Significant differences are evident between different media types or mediahouses. Traditional media operators are most affected by the absence of major events, economic uncertainty and expect a decline of more than 3%. TV advertising revenues are expected to fall by 5%, radioby 1% and print by 6%, while outdoor advertising (OOH) and cinemas are expected to grow by around 5%. These figures include non-linear advertising, typically online publisher revenues and digital TV content, which already account for 25% of total advertising revenues of traditional media houses globally and are growing at 15-30% annually, mitigating the decline of linear advertising formats.
As a result,pure digital players are contributing to overall market growth, with a projected growth of around 8%, driven primarily by the growing use of online, innovations in artificial intelligence, competition in e-commerce and retail media networks.
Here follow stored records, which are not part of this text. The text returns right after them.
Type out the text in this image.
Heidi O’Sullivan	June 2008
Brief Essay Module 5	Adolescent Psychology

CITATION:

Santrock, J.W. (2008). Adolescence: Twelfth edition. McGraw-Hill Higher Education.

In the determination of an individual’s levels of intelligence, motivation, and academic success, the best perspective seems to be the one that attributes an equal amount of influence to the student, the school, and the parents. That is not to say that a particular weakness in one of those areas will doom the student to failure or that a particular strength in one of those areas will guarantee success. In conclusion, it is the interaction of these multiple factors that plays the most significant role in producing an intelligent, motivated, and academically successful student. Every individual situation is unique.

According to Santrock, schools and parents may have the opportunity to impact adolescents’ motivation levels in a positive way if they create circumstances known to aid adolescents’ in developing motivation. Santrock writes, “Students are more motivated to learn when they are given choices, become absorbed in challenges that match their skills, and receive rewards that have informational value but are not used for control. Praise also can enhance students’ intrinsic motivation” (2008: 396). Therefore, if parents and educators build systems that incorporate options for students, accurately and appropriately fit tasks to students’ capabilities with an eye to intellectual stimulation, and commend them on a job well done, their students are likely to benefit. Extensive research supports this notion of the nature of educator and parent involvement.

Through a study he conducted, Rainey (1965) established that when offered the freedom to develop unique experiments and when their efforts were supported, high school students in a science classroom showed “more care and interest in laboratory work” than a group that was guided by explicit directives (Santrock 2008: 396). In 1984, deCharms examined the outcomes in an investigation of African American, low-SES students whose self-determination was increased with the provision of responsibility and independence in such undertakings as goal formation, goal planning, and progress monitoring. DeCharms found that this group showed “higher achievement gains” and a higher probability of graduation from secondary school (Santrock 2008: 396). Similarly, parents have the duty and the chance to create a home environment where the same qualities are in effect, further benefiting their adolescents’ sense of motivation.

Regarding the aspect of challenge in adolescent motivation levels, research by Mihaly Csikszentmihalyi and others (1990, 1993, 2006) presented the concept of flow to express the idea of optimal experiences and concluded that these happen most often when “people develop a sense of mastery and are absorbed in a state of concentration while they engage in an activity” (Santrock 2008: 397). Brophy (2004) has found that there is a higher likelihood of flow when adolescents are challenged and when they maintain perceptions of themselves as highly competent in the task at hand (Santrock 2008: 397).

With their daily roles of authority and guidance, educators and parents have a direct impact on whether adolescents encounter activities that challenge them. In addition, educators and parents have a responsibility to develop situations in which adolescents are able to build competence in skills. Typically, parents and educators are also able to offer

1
Globally, this already accounts for nearly three-quarters of advertising revenues. Proportional differences are also evident here, with search and retail media advertising (e.g. Google, Amazon, Walmart) growing by 8% and remaining the largest pure online segment in terms of volume. Revenue from social media advertising (Meta, TikTok) will grow by 11%, while the short video category (YouTube, Twitch) is expected to grow by 7%.



The increase in online usage is the result of long-term organic growth factors such as the expansion of e-commerce and retail media networks, emerging markets or new regional opportunities. In times of uncertainty, it also reflects a greater focus on performance tactics and lower funnel activities, which are expected to be more elastic and measurable in driving short-term sales.
A separate chapter is streaming ad-enabled services, which continue to see rapid growth in reach, time spent and ad sales. Most global players offer more affordable ad-supported tariffs that are preferred by new users, and existing ones often switch to them. As a result, advertising on premium CTV services already accounts for 15% of global long-form video advertising revenues worldwide, and up to a quarter in mature markets.
The outlook for 2026 is more positive. The global advertising market will accelerate again as the economy is likely to stabilise and major events return, including the Winter Olympics, FIFA World Cup, US congressional elections, etc. Global advertising revenues are expected to grow at over 6% and exceed the one trillion dollar mark for the first time.